Sample covariance matrices and special symmetric partitions

TL;DR

This paper extends the theory of sample covariance matrices by analyzing their spectral distributions under various patterns and partitions, revealing connections to symmetric partitions and broadening the scope beyond classical results.

Contribution

It introduces new results on the limiting spectral distribution of patterned sample covariance matrices using complex partition structures, including symmetric partitions.

Findings

Limiting spectral distribution exists under certain conditions.

Moments are characterized by advanced partition structures.
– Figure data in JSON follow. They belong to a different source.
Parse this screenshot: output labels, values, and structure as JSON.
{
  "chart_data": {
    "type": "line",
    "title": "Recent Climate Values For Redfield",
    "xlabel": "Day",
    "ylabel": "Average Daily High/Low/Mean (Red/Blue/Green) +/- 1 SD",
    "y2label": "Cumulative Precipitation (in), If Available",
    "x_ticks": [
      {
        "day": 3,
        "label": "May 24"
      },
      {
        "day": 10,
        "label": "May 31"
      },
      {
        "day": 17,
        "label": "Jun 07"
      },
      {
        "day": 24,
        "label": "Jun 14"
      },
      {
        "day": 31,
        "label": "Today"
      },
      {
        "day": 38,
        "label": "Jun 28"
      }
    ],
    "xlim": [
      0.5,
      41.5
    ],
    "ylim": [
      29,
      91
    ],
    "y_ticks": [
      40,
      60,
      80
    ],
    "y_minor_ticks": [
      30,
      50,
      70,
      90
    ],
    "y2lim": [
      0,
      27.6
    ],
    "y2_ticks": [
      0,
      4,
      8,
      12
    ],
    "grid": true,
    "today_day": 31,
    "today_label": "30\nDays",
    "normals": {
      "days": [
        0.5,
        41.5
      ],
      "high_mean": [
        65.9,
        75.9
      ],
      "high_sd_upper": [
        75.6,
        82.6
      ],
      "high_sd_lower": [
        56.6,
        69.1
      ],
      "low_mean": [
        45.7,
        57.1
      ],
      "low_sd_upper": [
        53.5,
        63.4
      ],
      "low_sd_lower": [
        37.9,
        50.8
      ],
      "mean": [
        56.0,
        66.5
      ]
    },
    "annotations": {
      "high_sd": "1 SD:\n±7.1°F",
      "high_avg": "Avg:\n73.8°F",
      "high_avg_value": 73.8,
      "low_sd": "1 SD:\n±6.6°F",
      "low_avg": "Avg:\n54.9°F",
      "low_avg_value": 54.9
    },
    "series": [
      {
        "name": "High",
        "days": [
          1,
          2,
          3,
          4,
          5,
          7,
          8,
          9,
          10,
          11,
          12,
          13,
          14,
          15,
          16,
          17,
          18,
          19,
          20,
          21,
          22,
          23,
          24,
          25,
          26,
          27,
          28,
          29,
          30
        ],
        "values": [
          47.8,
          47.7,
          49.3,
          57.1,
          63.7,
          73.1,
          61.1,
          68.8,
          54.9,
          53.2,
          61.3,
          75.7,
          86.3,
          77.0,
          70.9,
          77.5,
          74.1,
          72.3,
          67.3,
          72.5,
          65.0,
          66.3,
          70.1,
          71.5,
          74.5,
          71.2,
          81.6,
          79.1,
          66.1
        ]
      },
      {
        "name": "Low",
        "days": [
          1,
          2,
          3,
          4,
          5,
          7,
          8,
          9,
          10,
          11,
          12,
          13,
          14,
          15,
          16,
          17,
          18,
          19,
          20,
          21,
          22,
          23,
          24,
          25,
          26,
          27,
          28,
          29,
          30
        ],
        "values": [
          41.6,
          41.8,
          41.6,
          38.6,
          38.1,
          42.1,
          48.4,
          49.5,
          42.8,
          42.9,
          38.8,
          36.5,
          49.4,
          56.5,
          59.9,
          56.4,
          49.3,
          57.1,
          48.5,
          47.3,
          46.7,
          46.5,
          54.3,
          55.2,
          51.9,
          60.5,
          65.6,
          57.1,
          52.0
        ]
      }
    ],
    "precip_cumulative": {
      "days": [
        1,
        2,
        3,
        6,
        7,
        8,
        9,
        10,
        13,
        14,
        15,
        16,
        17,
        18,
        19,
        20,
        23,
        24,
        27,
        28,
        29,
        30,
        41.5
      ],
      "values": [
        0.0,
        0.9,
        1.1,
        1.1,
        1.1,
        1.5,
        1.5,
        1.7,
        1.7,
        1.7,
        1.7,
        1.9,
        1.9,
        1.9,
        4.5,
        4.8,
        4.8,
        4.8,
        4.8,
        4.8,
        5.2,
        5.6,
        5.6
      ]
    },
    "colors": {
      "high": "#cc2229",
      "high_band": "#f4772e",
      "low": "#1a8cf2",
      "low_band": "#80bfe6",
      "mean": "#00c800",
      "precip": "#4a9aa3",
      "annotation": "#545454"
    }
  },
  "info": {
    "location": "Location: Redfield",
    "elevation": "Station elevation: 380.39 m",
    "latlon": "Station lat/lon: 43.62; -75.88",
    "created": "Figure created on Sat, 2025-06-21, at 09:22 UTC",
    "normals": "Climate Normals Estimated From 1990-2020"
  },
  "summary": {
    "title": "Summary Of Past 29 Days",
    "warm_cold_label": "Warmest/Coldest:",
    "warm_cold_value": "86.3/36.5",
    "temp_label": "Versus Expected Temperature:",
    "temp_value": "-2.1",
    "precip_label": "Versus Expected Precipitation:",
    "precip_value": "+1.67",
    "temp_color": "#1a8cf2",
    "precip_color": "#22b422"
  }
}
Results apply to various patterned matrices like circulant and Toeplitz.

Abstract

Suppose $X_p$ is a real $p \times n$ matrix with independent entries and consider the (unscaled) sample covariance matrix $S_p=X_pX_p^T$. The Marchenko-Pastur law was discovered as the limit of the bulk distribution of the sample covariance matrix in 1967. There have been extensions of this result in several directions. In this paper, we consider an extension that handles several of the existing ones as well as generates new results. We show that under suitable assumptions on the entries of $X_p$, the limiting spectral distribution exists in probability or almost surely. The moments are described by a set of partitions that are beyond pair partitions and non-crossing partitions and are also related to special symmetric partitions, which are known to appear in the limiting spectral distribution of Wigner-type matrices. Similar results hold for other patterned matrices such as reverse circulant, circulant, Toeplitz, and Hankel matrices.